5- Priformis Sendormu
Piriformis sendromu kalça bölgemizde bulunan piriformis kasının kasılarak siyatik sinir sıkışmasına ve burada iltihaplanmaya yol açmasıyla ortaya çıkar. Siyatik sinir L4 – L5 ve L5 – S1 omurlarından çıkan sinirlerin birleşmesiyle tek bir sinir haline gelir ve bu tek sinir vücudun en uzun ve en kalın sinir kanalı olan siyatik siniri oluşturur. Birey için bazı rahatsız edici belirtilere sahip olan bu sendrom vücudun tek tarafında ya da her iki tarafında hissedilebilir. İnsan vücudunun en uzun ve en büyük siniri olan siyatik sinir omurilikten, kalçalardan, her iki bacağın arkasından ayaklara doğru aşağıya uzanır. Piriformis sendormu olan hastalar ciddi kalça, bacak ağrıları ve uyuşmalar, üşümeler, his kayıpları, güç kayıpları, karıncalanmalar vb. semptomlar yaşar.
6- Kuyruk Sokumu
Kuyruk sokumu, omurganın en alt bölümüdür. Omurganın en ucunda çok küçük bir çıkıntı olarak görülür.
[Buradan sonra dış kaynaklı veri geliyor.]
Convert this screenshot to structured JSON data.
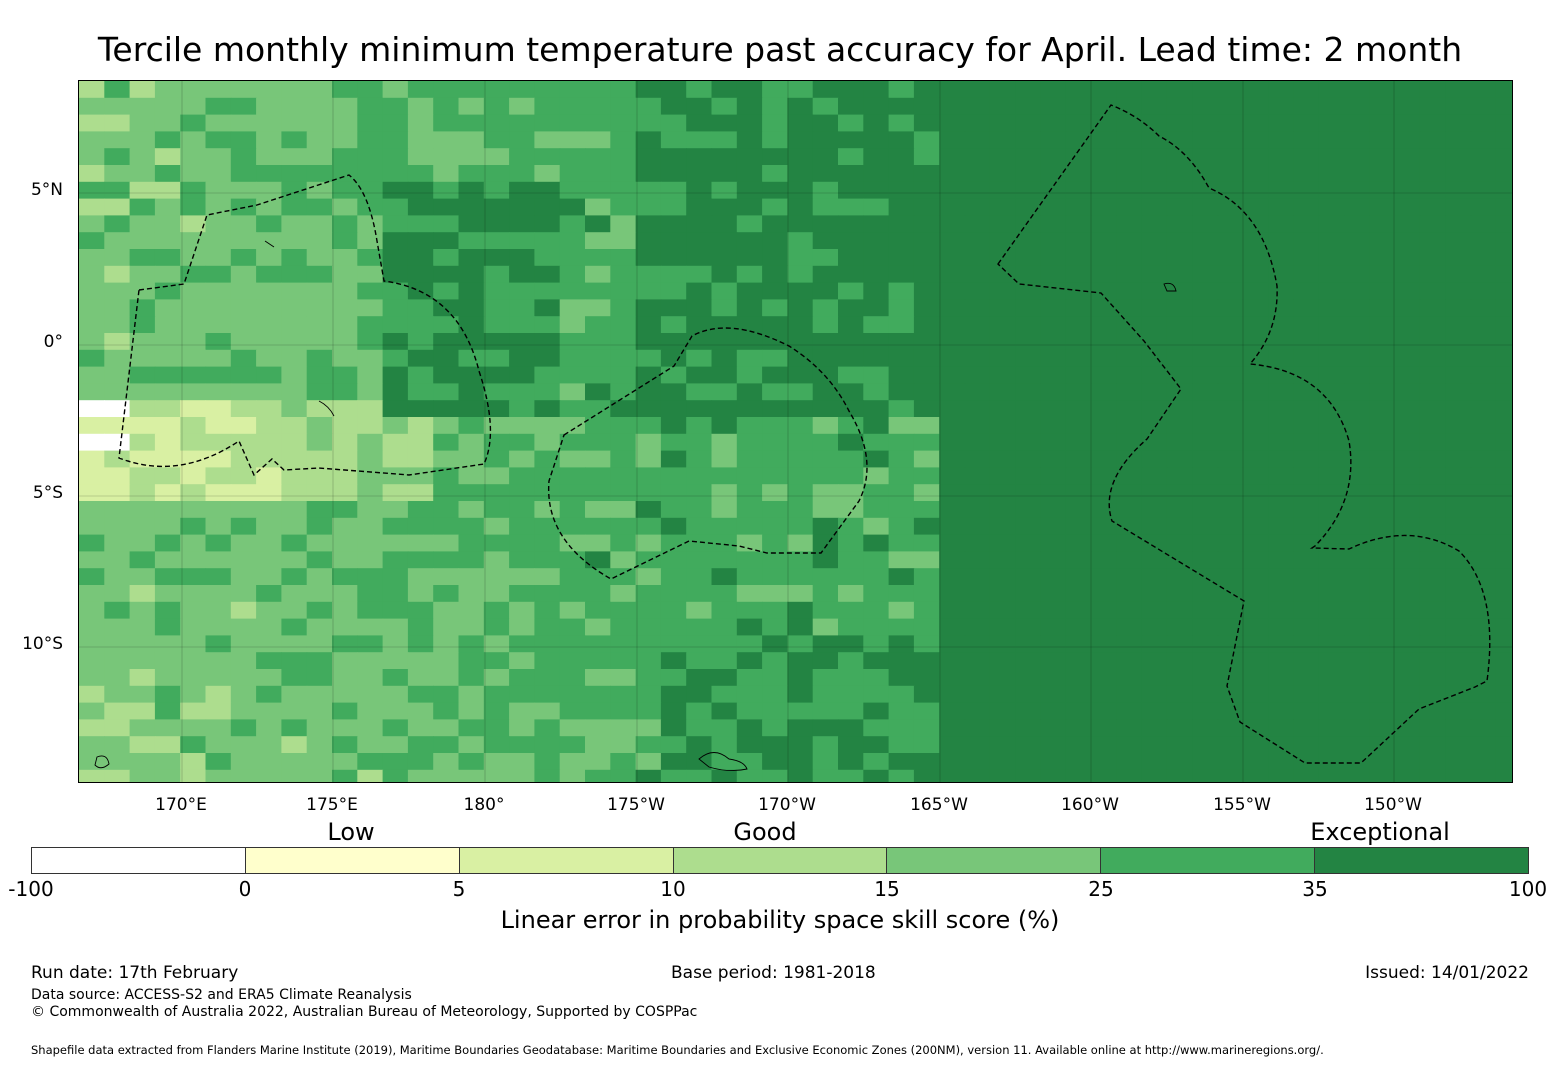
{
  "title": "Tercile monthly minimum temperature past accuracy for April. Lead time: 2 month",
  "map": {
    "lat_labels": [
      "5°N",
      "0°",
      "5°S",
      "10°S"
    ],
    "lon_labels": [
      "170°E",
      "175°E",
      "180°",
      "175°W",
      "170°W",
      "165°W",
      "160°W",
      "155°W",
      "150°W"
    ],
    "palette": [
      "#ffffff",
      "#ffffcc",
      "#d9f0a3",
      "#addd8e",
      "#78c679",
      "#41ab5d",
      "#238443"
    ]
  },
  "legend": {
    "categories": [
      "Low",
      "Good",
      "Exceptional"
    ],
    "ticks": [
      "-100",
      "0",
      "5",
      "10",
      "15",
      "25",
      "35",
      "100"
    ],
    "colors": [
      "#ffffff",
      "#ffffcc",
      "#d9f0a3",
      "#addd8e",
      "#78c679",
      "#41ab5d",
      "#238443"
    ],
    "label": "Linear error in probability space skill score (%)"
  },
  "footer": {
    "run_date": "Run date: 17th February",
    "base_period": "Base period: 1981-2018",
    "issued": "Issued: 14/01/2022",
    "data_source": "Data source: ACCESS-S2 and ERA5 Climate Reanalysis",
    "copyright": "© Commonwealth of Australia 2022, Australian Bureau of Meteorology, Supported by COSPPac",
    "shapefile": "Shapefile data extracted from Flanders Marine Institute (2019), Maritime Boundaries Geodatabase: Maritime Boundaries and Exclusive Economic Zones (200NM), version 11. Available online at http://www.marineregions.org/."
  }
}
Boyutu küçük ama etkisi büyüktür. Kuyruk sokumu yamukluğu olan hastalar kuyruk sokumu ucu sivri olduğundan dolayı yamulduğu tarafta ki dokulara ve kaslara baskı uyguladığı için ağrı yaşar. Kuyruk sokumu yamulursa o bölgede ki sinirlerde kuyruk sokumuyla beraber yamulur ve bu sinir sıkışması, sinir hattının düz olmaması sebebiyle sinirlerin iletisini etkiler. Kuyruk sokumu olan kişiler bel, kalça ağrısı yaşar. Bel, kalça ağrısı haricinde kuyruk sokumu bölgesinde batma ve yanma gibi semptomlar da hissedilir.
Bel, kalça ve bacak ağrısı ya da diğer semptomların tek sebebi asla bel fıtığı değildir. Bu bilimsel olarakta kanıtlanmıştır. Bu ağrıların ve semptomların sadece %10 – %20 oranı fıtıktan dolayı yaşanır.